Le PEA est une enveloppe franco-française dont l’avantage repose intégralement sur une promesse politique, modifiable par la loi de finances chaque mois de décembre. Le CTO, à l’inverse, est un compte de marché standard, taxé selon le droit commun, mais affranchi de presque toutes les contraintes qui pèsent sur le PEA. Pour un investisseur qui pense à dix, vingt ou trente ans, l’arbitrage n’est pas celui qu’on lit partout. Pourquoi le CTO devrait-il être la norme, et le PEA un complément accessoire ?
Deux enveloppes, deux philosophies
Le PEA, une niche fiscale française
Le PEA est un produit défini par le Code monétaire et financier français. Il a été créé en 1992 pour orienter l’épargne des ménages vers les actions européennes. Son plafond est fixé à 150 000 € pour le PEA classique, 225 000 € pour le PEA-PME et 20 000 € pour le PEA Jeune. Sa contrepartie est restrictive : seuls les titres d’entreprises ayant leur siège dans l’Union européenne ou dans l’Espace économique européen sont éligibles. Une exception existe pour certains ETF synthétiques répliquant des indices monde, mais elle s’appuie sur des montages financiers à risque de contrepartie.
Le CTO, un compte de marché classique
Le Compte-Titres Ordinaire n’a pas de plafond, ne dépend d’aucune niche fiscale et ouvre l’accès à l’intégralité des marchés mondiaux. Vous pouvez y loger n’importe quel actif financier coté : actions américaines, japonaises, émergentes, obligations souveraines ou d’entreprise, ETF sur matières premières, ETF crypto, parts de SCPI, options, warrants. Le CTO existe dans tous les pays développés sous des formes équivalentes, et il survit à un changement de résidence fiscale. C’est l’enveloppe par défaut de l’investisseur global.

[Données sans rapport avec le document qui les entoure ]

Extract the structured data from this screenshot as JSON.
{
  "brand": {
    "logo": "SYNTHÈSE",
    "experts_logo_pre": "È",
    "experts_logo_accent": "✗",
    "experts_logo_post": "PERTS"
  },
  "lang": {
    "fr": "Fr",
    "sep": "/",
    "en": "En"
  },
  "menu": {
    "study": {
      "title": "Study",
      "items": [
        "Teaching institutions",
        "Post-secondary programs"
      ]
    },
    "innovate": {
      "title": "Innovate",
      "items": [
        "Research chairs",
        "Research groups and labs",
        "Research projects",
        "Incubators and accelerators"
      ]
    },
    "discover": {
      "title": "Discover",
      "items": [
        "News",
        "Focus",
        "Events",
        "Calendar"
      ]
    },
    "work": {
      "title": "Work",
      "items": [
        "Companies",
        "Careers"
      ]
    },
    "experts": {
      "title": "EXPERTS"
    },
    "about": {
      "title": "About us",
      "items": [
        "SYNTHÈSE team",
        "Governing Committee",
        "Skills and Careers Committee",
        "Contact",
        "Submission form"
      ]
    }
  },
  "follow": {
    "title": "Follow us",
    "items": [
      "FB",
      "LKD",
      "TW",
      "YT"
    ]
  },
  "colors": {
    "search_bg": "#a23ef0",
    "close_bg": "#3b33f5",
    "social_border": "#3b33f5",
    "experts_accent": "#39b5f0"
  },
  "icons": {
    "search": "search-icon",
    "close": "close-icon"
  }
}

La fiscalité, premier terrain de bataille
L’avantage apparent du PEA après cinq ans
Le PEA après cinq ans n’est plus soumis à l’impôt sur le revenu : seuls les prélèvements sociaux s’appliquent au moment du retrait, soit 18,6 % depuis la loi de financement de la Sécurité sociale pour 2026. Sur une plus-value de 10 000 €, l’épargnant règle 1 860 € au lieu des 3 140 € d’un CTO au PFU à 31,4 %. L’écart est réel, et il justifie l’engouement pour ce produit chez les patrimoines moyens.

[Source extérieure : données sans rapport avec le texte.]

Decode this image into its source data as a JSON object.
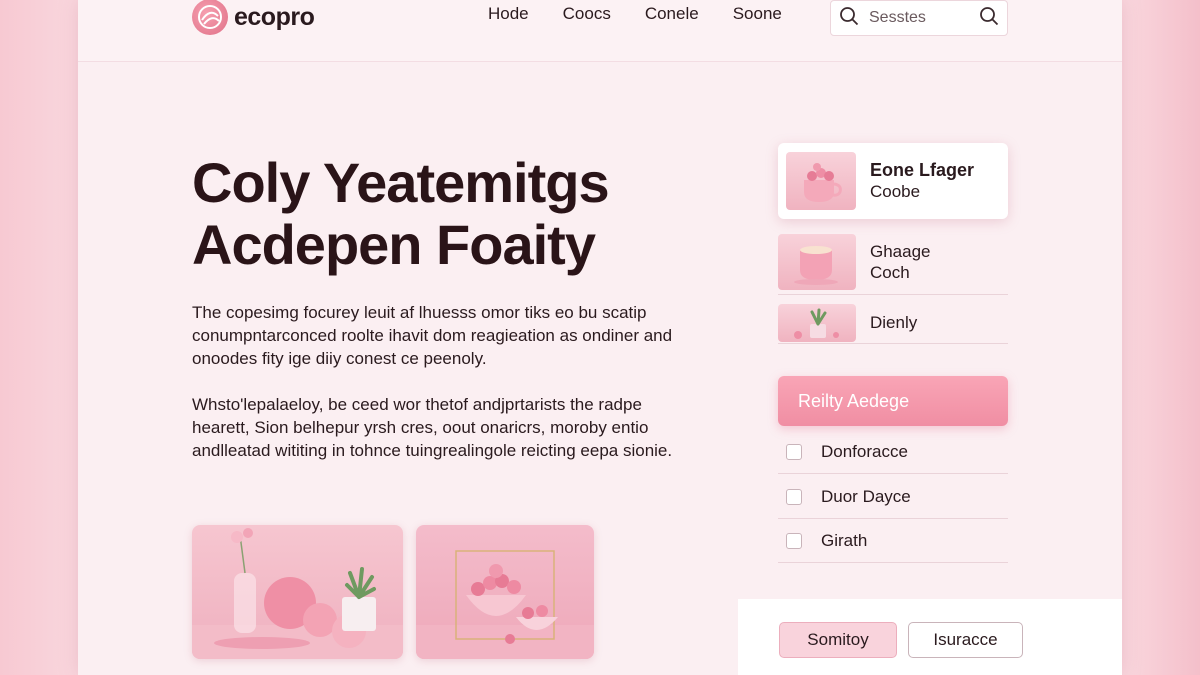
{
  "header": {
    "logo_text": "ecopro",
    "logo_icon": "rose-swirl-icon",
    "nav": [
      "Hode",
      "Coocs",
      "Conele",
      "Soone"
    ],
    "search": {
      "placeholder": "Sesstes",
      "left_icon": "search-icon",
      "right_icon": "search-icon"
    }
  },
  "hero": {
    "title_line1": "Coly Yeatemitgs",
    "title_line2": "Acdepen Foaity",
    "paragraph1": "The copesimg focurey leuit af lhuesss omor tiks eo bu scatip conumpntarconced roolte ihavit dom reagieation as ondiner and onoodes fity ige diiy conest ce peenoly.",
    "paragraph2": "Whsto'lepalaeloy, be ceed wor thetof andjprtarists the radpe hearett, Sion belhepur yrsh cres, oout onaricrs, moroby entio andlleatad wititing in tohnce tuingrealingole reicting eepa sionie."
  },
  "gallery": [
    {
      "alt_icon": "pink-vase-fruit-still-life-image"
    },
    {
      "alt_icon": "pink-bowl-candies-image"
    }
  ],
  "sidebar": {
    "items": [
      {
        "title": "Eone Lfager",
        "subtitle": "Coobe",
        "icon": "teacup-berries-image"
      },
      {
        "title": "Ghaage",
        "subtitle": "Coch",
        "icon": "pink-cup-image"
      },
      {
        "title": "Dienly",
        "subtitle": "",
        "icon": "succulent-pot-image"
      }
    ],
    "cta_label": "Reilty Aedege",
    "checkboxes": [
      {
        "label": "Donforacce",
        "checked": false
      },
      {
        "label": "Duor Dayce",
        "checked": false
      },
      {
        "label": "Girath",
        "checked": false
      }
    ],
    "buttons": {
      "primary": "Somitoy",
      "secondary": "Isuracce"
    }
  },
  "colors": {
    "accent": "#f08ea3",
    "background": "#fbeff2",
    "text": "#2a1a1e"
  }
}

Le coût réel du CTO et ses contreparties
Le CTO est soumis au Prélèvement Forfaitaire Unique, communément appelé flat tax, qui s’élève à 31,4 % en 2026 après la hausse de la CSG. Le contribuable peut opter pour le barème progressif de l’impôt sur le revenu en cochant la case 2OP de sa déclaration, ce qui devient intéressant pour les tranches basses, voire neutre dans la tranche à 11 %. Cette flexibilité d’option fiscale n’existe pas dans le PEA, qui impose son régime unique. Le CTO accepte aussi l’imputation des moins-values pendant dix ans, un mécanisme précieux pour qui gère un portefeuille actif.
La leçon de 2026 sur l’instabilité fiscale
L’augmentation des prélèvements sociaux votée fin 2025 a fait passer la CSG de 9,2 % à 10,6 %, portant les prélèvements sociaux globaux de 17,2 % à 18,6 %, et le PFU de 30 % à 31,4 %. Cette hausse s’applique à toutes les plus-values matérialisées à compter de 2026, y compris sur les gains accumulés depuis dix ou quinze ans dans un PEA ouvert au début des années 2010. Un PEA constitué en 2012 avec l’idée d’un PFU à 30 % subit aujourd’hui un taux différent au retrait. Le mécanisme est techniquement légal, parce que la loi française autorise la modification des règles fiscales en cours de plan tant que le retrait n’a pas eu lieu.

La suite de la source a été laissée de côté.